MELINDA: I will say that often, racial healing is seen specifically for people with marginalized racial and ethnic identities. I hear you saying that Emotional Justice is really for a wider population. Can you talk a bit more about that?
ESTHER: Yes. Emotional Justice is saying that we all have emotional work to do in order for there to be a healing that is actually about full humanity. Part of the challenge that we’ve had with our understanding of what healing is is that we think that is one demographic that has work to do or one demographic that has healing to do, but the cancer of racism, the cancer of White supremacy, is that it creates two wounds, the deadly delusion of White superiority and Black inferiority.

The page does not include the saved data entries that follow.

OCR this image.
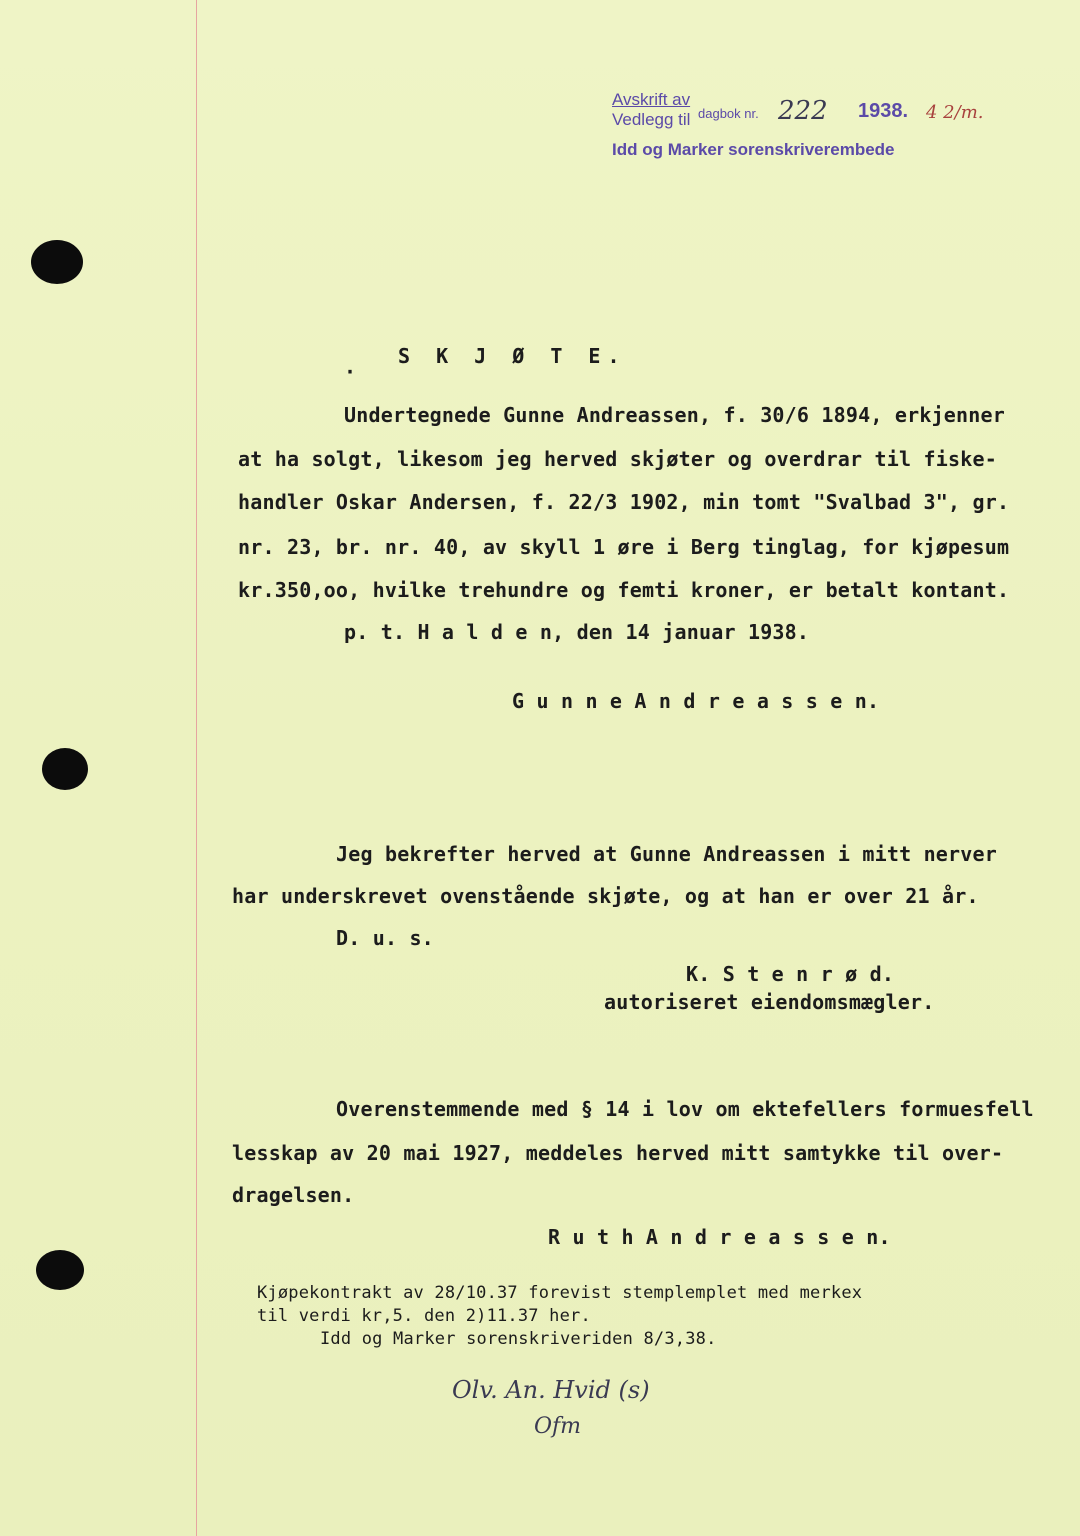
Avskrift av
Vedlegg til dagbok nr.
Idd og Marker sorenskriverembede
222 1938. 4 2/m.
S K J Ø T E.
·
Undertegnede Gunne Andreassen, f. 30/6 1894, erkjenner
at ha solgt, likesom jeg herved skjøter og overdrar til fiske-
handler Oskar Andersen, f. 22/3 1902, min tomt "Svalbad 3", gr.
nr. 23, br. nr. 40, av skyll 1 øre i Berg tinglag, for kjøpesum
kr.350,oo, hvilke trehundre og femti kroner, er betalt kontant.
p. t. H a l d e n, den 14 januar 1938.
G u n n e A n d r e a s s e n.
Jeg bekrefter herved at Gunne Andreassen i mitt nerver
har underskrevet ovenstående skjøte, og at han er over 21 år.
D. u. s.
K. S t e n r ø d.
autoriseret eiendomsmægler.
Overenstemmende med § 14 i lov om ektefellers formuesfell
lesskap av 20 mai 1927, meddeles herved mitt samtykke til over-
dragelsen.
R u t h A n d r e a s s e n.
Kjøpekontrakt av 28/10.37 forevist stemplemplet med merkex
til verdi kr,5. den 2)11.37 her.
Idd og Marker sorenskriveriden 8/3,38.
Olv. An. Hvid (s)
Ofm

And so, that means in order to transform that, both groups of people have work to do. The point with emotional justice, though, is that our work is not the same. And part of the challenge that we’ve had is that, on the one hand, people have felt, and the society has treated the world of DEI has really created this idea that if we could just fix Black people, then there wouldn’t be any problems.
The sad and challenging thing is Black people have bought into that as well. I’m talking to you from the continent. I see this when I worked in London. I see this in the States because that’s what the narrative of Whiteness creates, if Whiteness is superior, if Whiteness is the center, if Whiteness is the aspiration, then it is right. And anything else that isn’t that is wrong and needs some kind of work.
That philosophy that has shaped the modern world as we know it manifests in what I call our emotional worldview. And so, part of my work is saying that you cannot universalize healing when it comes to issues of race. You have to identify who has what work to do and specifically break down what that work is.
If you don’t do that, we continue to have the cycle of progress and regress. We take a few steps forward, there’s the inevitable backlash, and we come all the way back. And that’s because policy alone, legislation alone, cannot fix what is broken. They can do very important work of moving us forward. That can be very important work of foundation building. But in and of themselves, they don’t move us forward in terms of the healing work.
What I argue in Emotional Justice is that there is emotional work we have to do that is specifically about severing this connection to the power that centers on Whiteness. That’s something that shapes all of us. But how we sever that connection is different. It’s not the same for White women and White men as it is for Black women and Black men, and Brown women and Brown men, Brown-identified, gender-identified folks.
Without us, reckoning with them doing what I call the work of emotional reckoning as opposed to just racial reckoning will go in cycles of what I call tweak-a-nomics. A little bit of change here, a little tweak there, box-ticking here, box-ticking there, and we’re moving forward, but we’re really not.
So, I love that your podcast is about Leading With Empathy because part of what I explored Emotional Justice with this language of Whiteness is these four areas in this language, and one of them is about racialized emotionality. A racialized emotionality is where you take a universal emotion, you put race into it, and then you racialize the body in which that emotion shows up. And then that racialized body becomes the target of violence. We know that. We see that. That’s what happens in society.
The simplest example is anger. Anger—universal emotion. Anybody can get angry about a particular circumstance. And that anger is a universal human emotion that can be connected to any particular thing. When you put anger inside of a Black woman, and you no longer have a person who happens to be Black and feels angry. You have what we define as an Angry Black Woman. That is not about a feeling that is universal within a human body. That is a description, that is a marker that comes with repercussions.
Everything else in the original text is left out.